Avec Internet et les réseaux sociaux s'ouvre l'ère du triomphe du complotisme. Plus aucune rédaction pour exercer le moindre contrôle. Tout peut être publié, et plus c'est gros, plus ça marche. Les médias classiques pour ne pas être dépassés et pour de faire de l'audience sont prêts à relayer les thèses les plus absurdes sans souvent apporter de critiques étayées. Quand les médias classiques dénoncent des théories complotistes, cela est sans effet parce que les crédules ne s'approvisionnent en informations que sur les sites qui vont dans leur sens. C'est ce qu'on appelle le biais cognitif de confirmation : on préfère entendre ce qui conforte ses idées plutôt que de risquer d 'être déstabilisé par une théorie opposée. La crédulité des internautes est sidérante et l'absence de tout sens critique est très inquiétante, preuve la faillite du système éducatif moderne.
A force de vouloir privilégier la méthode de la découverte par l'enfant, on le livre à une multitude d'informations contradictoires avant qu'il dispose d'une structure mentale lui permettant d' en faire le tri. Faute de lui donner les outils nécessaires à une critique avisée, l'enfant se ralliera au dogme familial ou social de son entourage ou à la thèse qui est la plus à sa portée . Éduquer le sens critique d'un enfant, c'est lui apprendre à discerner le vrai du faux.
Contrairement à ce que l'on a pu croire pendant le XX siècle, la suprématie des mathématiques dans l'enseignement n'est pas forcément le méthode la plus efficace pour former le sens critique. On ne demande pas à l'élève de porter un jugement sur le théorème de Pythagore ou le postulat d'Euclide. On lui demande d'en faire une juste application par une démonstration logique pour résoudre un problème donné. Au contraire, l'étude de ce que l'on appelait autrefois les « humanités » (histoire, littérature, philosophie) présentent à l'élève des point de vues différents parmi lesquels il devra faire son choix.

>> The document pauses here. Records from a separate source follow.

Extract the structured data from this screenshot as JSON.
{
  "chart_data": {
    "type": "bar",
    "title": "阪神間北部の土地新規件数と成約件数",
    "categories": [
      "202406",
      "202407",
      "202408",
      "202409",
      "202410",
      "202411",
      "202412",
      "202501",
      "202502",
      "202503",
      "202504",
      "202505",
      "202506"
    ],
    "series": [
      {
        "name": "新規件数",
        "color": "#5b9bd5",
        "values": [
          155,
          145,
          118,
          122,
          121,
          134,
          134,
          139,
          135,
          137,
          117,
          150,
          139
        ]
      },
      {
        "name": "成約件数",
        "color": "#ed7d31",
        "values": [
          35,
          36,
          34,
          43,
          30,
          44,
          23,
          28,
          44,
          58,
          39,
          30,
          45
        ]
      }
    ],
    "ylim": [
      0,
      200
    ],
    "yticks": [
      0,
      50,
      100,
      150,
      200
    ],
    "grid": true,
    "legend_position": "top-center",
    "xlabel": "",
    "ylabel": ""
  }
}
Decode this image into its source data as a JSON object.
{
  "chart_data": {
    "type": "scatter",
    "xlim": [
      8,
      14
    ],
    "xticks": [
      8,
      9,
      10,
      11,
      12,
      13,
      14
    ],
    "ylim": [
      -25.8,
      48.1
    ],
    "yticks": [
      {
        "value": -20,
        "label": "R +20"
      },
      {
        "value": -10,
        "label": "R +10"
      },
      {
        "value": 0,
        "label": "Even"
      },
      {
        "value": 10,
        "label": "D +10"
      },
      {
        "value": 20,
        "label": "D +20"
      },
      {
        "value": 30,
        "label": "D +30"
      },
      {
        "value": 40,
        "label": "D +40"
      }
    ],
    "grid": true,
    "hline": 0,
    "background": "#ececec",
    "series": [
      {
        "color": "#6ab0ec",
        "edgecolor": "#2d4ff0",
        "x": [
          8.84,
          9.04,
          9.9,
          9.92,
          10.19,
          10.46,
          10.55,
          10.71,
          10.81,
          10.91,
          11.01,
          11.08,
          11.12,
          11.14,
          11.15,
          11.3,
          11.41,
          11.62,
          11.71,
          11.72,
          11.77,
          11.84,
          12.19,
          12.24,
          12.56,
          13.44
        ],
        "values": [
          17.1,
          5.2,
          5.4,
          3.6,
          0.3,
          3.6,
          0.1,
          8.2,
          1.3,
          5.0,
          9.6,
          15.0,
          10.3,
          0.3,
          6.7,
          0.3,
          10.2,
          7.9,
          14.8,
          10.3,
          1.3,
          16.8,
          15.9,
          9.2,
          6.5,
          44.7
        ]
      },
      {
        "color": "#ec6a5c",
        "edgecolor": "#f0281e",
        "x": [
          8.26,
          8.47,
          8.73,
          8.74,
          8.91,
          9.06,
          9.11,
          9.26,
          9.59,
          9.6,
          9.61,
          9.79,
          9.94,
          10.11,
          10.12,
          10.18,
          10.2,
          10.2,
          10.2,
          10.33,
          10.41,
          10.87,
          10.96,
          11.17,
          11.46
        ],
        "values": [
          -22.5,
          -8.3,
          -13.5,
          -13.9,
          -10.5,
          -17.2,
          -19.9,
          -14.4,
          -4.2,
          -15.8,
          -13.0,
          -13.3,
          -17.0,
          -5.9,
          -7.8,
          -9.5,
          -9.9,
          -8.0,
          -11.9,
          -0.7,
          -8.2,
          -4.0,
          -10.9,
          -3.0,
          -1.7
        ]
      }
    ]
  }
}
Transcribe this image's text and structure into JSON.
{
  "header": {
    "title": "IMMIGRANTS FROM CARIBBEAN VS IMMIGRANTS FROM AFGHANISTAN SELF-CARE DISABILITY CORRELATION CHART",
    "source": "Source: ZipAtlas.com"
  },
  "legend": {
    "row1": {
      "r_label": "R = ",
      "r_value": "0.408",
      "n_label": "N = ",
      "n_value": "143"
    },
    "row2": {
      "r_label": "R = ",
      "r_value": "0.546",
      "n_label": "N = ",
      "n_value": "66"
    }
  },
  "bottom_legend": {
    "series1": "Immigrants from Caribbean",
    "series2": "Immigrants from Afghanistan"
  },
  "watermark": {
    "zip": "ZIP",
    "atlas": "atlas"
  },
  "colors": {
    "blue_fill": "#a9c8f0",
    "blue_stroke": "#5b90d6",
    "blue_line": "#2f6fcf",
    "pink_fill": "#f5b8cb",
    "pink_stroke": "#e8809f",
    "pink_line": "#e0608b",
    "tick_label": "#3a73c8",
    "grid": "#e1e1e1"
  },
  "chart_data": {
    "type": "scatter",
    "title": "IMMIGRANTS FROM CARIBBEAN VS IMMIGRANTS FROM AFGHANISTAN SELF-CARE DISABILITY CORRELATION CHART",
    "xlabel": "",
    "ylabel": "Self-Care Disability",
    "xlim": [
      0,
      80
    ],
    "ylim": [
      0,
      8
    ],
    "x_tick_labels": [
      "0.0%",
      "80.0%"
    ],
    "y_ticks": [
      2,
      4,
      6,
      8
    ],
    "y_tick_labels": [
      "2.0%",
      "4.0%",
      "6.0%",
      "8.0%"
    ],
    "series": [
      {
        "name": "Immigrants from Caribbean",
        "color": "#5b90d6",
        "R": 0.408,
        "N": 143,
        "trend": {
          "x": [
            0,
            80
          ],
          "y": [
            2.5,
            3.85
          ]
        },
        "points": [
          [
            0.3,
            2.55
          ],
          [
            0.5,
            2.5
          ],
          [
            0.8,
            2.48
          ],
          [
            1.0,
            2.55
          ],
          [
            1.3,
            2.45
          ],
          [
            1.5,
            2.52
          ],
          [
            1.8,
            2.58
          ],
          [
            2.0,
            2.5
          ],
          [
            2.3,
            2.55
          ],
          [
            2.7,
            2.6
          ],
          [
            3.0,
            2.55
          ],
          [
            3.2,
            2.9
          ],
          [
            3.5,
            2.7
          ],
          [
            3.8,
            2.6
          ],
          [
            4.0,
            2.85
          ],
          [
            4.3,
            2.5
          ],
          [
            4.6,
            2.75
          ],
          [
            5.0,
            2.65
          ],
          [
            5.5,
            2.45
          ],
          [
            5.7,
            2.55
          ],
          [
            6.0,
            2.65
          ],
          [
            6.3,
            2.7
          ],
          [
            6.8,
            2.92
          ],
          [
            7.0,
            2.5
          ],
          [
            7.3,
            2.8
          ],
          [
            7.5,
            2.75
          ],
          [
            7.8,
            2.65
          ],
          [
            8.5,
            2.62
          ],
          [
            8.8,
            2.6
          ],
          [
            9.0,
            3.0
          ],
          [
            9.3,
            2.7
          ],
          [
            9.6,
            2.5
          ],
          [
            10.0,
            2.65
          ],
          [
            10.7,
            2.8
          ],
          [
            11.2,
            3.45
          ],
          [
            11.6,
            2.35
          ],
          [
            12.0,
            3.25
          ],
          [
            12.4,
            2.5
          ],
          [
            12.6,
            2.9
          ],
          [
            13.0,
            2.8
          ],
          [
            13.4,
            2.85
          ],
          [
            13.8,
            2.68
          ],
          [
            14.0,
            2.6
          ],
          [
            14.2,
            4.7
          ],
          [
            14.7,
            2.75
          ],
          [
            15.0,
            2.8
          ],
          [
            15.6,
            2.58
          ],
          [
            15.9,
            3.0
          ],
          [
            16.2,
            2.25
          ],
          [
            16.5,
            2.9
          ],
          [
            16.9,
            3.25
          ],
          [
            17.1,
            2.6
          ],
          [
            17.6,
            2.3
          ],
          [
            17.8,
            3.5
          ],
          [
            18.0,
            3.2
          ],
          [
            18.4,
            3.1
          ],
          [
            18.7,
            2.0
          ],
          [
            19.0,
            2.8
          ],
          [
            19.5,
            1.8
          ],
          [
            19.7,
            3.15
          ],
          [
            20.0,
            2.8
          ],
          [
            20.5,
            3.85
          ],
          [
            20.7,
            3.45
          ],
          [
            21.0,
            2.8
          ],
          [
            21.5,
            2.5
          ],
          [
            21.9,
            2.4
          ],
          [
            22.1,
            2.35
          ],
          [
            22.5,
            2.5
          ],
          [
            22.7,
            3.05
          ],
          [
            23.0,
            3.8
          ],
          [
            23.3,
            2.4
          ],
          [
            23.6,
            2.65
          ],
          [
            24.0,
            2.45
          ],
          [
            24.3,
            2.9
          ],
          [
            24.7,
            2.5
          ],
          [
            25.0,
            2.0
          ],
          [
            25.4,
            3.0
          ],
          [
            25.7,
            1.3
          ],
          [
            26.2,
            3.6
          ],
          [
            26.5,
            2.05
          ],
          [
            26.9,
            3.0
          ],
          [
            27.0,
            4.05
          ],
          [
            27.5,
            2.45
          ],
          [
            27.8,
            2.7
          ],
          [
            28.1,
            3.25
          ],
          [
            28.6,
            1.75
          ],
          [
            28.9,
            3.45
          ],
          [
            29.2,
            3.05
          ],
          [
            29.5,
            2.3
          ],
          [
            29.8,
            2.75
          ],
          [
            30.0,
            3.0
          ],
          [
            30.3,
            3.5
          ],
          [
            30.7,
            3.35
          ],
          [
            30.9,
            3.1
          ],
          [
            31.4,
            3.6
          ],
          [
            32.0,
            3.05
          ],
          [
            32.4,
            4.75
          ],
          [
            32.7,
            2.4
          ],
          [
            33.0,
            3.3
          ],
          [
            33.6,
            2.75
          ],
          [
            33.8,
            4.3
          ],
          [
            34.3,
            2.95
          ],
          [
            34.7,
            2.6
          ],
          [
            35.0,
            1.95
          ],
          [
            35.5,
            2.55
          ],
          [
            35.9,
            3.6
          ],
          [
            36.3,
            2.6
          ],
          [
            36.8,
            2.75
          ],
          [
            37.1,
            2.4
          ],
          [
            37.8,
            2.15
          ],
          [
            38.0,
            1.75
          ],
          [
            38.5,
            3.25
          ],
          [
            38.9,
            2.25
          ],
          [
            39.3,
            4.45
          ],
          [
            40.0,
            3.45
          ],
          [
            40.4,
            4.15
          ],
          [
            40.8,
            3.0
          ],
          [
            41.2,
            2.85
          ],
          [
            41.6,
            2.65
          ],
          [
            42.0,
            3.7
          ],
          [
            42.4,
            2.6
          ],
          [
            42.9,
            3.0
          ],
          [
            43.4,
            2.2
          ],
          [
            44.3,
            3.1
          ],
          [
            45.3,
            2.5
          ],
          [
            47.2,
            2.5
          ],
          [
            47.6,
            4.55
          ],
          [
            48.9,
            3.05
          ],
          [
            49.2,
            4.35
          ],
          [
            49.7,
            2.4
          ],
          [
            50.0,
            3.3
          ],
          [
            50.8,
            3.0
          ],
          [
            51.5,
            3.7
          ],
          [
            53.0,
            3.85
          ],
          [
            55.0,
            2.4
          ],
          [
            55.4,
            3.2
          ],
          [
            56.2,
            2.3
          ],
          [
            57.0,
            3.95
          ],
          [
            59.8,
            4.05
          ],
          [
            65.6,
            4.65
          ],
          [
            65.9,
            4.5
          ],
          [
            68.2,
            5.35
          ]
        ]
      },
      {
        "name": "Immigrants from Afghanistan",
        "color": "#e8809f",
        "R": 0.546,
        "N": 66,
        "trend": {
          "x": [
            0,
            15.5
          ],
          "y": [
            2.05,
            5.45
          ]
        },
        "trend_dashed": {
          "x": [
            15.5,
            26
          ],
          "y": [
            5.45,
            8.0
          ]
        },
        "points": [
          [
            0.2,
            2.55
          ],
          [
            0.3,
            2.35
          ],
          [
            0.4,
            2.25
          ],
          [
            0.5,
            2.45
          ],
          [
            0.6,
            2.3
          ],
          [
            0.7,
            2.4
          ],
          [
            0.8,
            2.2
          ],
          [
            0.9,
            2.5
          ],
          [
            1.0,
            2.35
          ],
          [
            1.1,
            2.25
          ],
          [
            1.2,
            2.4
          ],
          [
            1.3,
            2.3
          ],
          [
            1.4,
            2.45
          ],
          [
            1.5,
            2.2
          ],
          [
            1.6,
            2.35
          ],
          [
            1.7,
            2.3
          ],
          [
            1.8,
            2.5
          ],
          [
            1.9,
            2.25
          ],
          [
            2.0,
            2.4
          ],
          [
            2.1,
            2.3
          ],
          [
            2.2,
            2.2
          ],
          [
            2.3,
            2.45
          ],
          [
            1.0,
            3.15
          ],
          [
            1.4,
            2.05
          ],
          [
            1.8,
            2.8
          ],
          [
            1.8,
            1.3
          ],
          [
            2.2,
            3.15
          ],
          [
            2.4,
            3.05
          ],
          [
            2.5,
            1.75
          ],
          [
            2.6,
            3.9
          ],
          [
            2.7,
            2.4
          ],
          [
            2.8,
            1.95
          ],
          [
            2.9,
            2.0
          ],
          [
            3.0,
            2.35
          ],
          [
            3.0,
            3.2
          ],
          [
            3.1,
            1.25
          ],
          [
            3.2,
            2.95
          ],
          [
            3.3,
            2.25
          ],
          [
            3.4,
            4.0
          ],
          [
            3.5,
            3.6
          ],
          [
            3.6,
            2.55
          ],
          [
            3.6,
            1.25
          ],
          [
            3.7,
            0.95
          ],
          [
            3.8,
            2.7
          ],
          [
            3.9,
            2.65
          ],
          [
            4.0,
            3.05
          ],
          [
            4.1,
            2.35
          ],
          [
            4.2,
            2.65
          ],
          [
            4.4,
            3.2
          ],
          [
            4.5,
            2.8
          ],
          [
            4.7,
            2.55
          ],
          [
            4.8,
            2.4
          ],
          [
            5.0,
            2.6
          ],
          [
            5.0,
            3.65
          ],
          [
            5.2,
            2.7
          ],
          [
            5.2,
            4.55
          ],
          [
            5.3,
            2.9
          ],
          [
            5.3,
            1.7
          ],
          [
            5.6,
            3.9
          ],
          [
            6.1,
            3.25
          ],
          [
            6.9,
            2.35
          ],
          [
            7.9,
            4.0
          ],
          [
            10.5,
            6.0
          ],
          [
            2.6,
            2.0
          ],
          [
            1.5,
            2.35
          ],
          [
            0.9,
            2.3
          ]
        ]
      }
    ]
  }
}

Encore faut-il que ces humanités soient enseignée de manière intelligente. La pratique de l'exposé est très profitables mais il serait souhaitable que l'élève soit confronté à un contradicteur chargé de défendre une thèse opposée. Malheureusement, il existe un très mauvais exemple à ne pas suivre : les débats sur les chaînes de télévisions qui sont une véritable caricature de ce que doit être une controverse. Les intervenants n'ont le plus souvent aucun respect envers leur contradicteur, se coupant la parole, préférant l'invective à l'argumentation rationnelle, le tout se terminant souvent dans un brouhaha inaudible. L'enseignement scolastique du Moyen-Age avait bien compris l' intérêt d'un débat apaisé en instituant l'exercice de la disputatio. Obéissant à des règles très strictes, comme l'interdiction des attaques personnelles, le refus des arguments d' autorité, et le respect du contradictoire, cet exercice entraînait les étudiants à se former une conviction personnelle après avoir comparé deux opinions opposées.
Dans un monde médiatique où l'image prime sur la pensée, l'instantané sur la réflexion,, les thèses complotistes ont la part belle, d'autant que sur internet l'intelligence artificielle favorise le biais de confirmation en effectuant un tri des informations proposées selon les convictions qu'elle va déceler dans les précédentes recherches de l' internaute. Les commentaires sur les réseaux sociaux se résument le plus souvent à des emoticones et autres like.
Au XVII Destouches affirmait : « la critique est aisée mais l'art est difficile ». Aujourd'hui c'est la critique qui semble difficile.